Record review of Patient #15's EMR revealed she was admitted on 4/30/16 with a splenectomy after a traumatic fall. She was discharged home on 5/2/16. The only notation in the record was that the patient planned to be discharged home from the hospital. There was no assessment in the admission history of what services might be needed.


Record review of the Patient's Discharge Summary revealed an agent for the Southern Area on aging was contacted to call the patient's son and POA (Power of Attorney) to set up a care assessment at home.


Interview on 5/24/16 at 2:50 p.m. with DON C, she said they had weekly Plan of Care meetings with a multidisciplinary team on Fridays or when the patient and family could attend. The problem was that most patients were there less than 7 days and did not have a care meeting. When she was asked about Discharge Summaries for Patients #14 and #15 addressing community needs, she said the facility would not be able that way to know if the patient received those services. She said they had Social Service Person CC, but she was also the Director of the EMS (Emergency Medical Service).


Record review of the facility's Policy and Procedure for Discharge Plan dated 11/18/09 revealed the following:

"Statement of Purpose: It is the desire and intent of (hospital) to ensure that every patient in the Swing Bed Program has a timely and need driven discharge plan that is realistic and facilitates a sustainable transition to a lesser level of care, including home.

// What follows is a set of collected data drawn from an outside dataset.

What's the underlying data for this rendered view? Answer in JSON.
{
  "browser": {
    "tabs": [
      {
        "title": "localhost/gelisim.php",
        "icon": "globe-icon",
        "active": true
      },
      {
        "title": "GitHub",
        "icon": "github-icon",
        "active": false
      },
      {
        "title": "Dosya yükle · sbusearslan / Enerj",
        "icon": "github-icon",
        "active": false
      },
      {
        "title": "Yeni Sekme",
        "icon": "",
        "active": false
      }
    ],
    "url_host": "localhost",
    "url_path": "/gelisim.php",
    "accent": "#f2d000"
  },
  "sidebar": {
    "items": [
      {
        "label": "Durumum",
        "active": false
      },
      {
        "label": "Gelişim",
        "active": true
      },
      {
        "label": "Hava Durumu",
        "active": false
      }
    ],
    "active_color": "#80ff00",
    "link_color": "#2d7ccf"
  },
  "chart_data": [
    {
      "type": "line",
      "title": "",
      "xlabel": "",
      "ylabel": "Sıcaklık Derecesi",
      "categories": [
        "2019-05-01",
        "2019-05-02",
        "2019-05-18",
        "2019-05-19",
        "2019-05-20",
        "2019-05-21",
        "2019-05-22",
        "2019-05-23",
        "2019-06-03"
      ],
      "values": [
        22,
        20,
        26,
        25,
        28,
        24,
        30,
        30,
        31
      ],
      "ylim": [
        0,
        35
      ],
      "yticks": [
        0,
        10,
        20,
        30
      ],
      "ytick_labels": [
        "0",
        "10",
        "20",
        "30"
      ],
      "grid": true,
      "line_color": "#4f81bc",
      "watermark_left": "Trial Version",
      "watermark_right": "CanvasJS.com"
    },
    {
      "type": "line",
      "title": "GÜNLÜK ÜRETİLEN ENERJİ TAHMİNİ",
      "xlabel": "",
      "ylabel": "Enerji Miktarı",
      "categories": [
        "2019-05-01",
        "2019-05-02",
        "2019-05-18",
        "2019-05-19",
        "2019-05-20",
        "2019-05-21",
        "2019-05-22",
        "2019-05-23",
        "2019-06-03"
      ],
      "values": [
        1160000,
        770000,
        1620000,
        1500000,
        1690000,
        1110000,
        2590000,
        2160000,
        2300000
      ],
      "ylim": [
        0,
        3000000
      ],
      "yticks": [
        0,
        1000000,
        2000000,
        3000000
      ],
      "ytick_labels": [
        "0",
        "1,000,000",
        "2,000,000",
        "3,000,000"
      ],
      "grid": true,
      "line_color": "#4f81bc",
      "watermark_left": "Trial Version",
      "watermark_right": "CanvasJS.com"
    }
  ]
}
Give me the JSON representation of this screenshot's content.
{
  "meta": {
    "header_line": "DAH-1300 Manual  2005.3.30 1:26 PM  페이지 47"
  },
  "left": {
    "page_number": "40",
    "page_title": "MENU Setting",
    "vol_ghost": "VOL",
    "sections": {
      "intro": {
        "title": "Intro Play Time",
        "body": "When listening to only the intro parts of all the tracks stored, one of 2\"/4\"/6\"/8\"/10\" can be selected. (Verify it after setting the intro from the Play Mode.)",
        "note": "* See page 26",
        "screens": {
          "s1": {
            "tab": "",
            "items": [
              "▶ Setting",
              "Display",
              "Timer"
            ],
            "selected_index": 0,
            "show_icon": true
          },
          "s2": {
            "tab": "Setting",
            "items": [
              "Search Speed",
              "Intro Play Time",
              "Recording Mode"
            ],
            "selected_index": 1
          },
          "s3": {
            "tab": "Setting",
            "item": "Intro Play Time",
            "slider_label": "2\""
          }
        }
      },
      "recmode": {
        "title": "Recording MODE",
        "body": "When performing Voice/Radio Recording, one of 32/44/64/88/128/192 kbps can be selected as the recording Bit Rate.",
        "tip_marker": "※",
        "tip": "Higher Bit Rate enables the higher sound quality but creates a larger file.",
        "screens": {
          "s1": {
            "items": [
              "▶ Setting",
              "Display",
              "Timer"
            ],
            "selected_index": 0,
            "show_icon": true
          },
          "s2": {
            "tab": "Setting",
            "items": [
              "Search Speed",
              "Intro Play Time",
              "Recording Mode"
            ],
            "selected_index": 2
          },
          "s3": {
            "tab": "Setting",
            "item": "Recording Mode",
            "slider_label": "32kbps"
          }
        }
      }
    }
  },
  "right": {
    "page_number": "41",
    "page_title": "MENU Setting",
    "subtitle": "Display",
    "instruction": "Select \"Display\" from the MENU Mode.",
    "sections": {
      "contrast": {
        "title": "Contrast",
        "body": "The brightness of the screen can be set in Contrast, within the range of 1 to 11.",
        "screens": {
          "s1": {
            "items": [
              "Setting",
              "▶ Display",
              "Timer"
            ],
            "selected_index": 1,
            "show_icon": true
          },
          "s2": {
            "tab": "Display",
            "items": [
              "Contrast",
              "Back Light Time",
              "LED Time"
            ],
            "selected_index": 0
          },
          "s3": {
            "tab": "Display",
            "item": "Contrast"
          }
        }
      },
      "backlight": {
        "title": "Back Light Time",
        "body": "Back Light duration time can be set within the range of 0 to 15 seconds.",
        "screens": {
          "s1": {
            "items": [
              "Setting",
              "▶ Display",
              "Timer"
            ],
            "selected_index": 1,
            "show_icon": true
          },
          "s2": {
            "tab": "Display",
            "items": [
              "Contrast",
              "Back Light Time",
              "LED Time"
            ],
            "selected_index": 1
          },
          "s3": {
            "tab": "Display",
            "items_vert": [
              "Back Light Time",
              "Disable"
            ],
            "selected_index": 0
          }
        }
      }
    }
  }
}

Policy Interpretation and Implementation: Discharge planning shall begin as part of the initial assessment process. The anticipated discharge plan will be part of every multidisciplinary planning meeting with discussion about the anticipated date of discharge and the patient needs at the time of discharge. The discharge Planning Nurse will be responsible for the arrangement of any outside services and supportive devices needed at the time of discharge. The goal will be for the discharge services to be in place so as to not delay discharge once the patient is ready."


Record review of the facility's Policy and Procedure for Multidisciplinary Plan of Care dated 11/8/09 revealed the following:
"The multidisciplinary plan of care is the responsibility of the multidisciplinary team. The initial care plan will be developed within 72 hours of admission and reflect all current needs of the patient and the team-based plan for addressing those need (sic).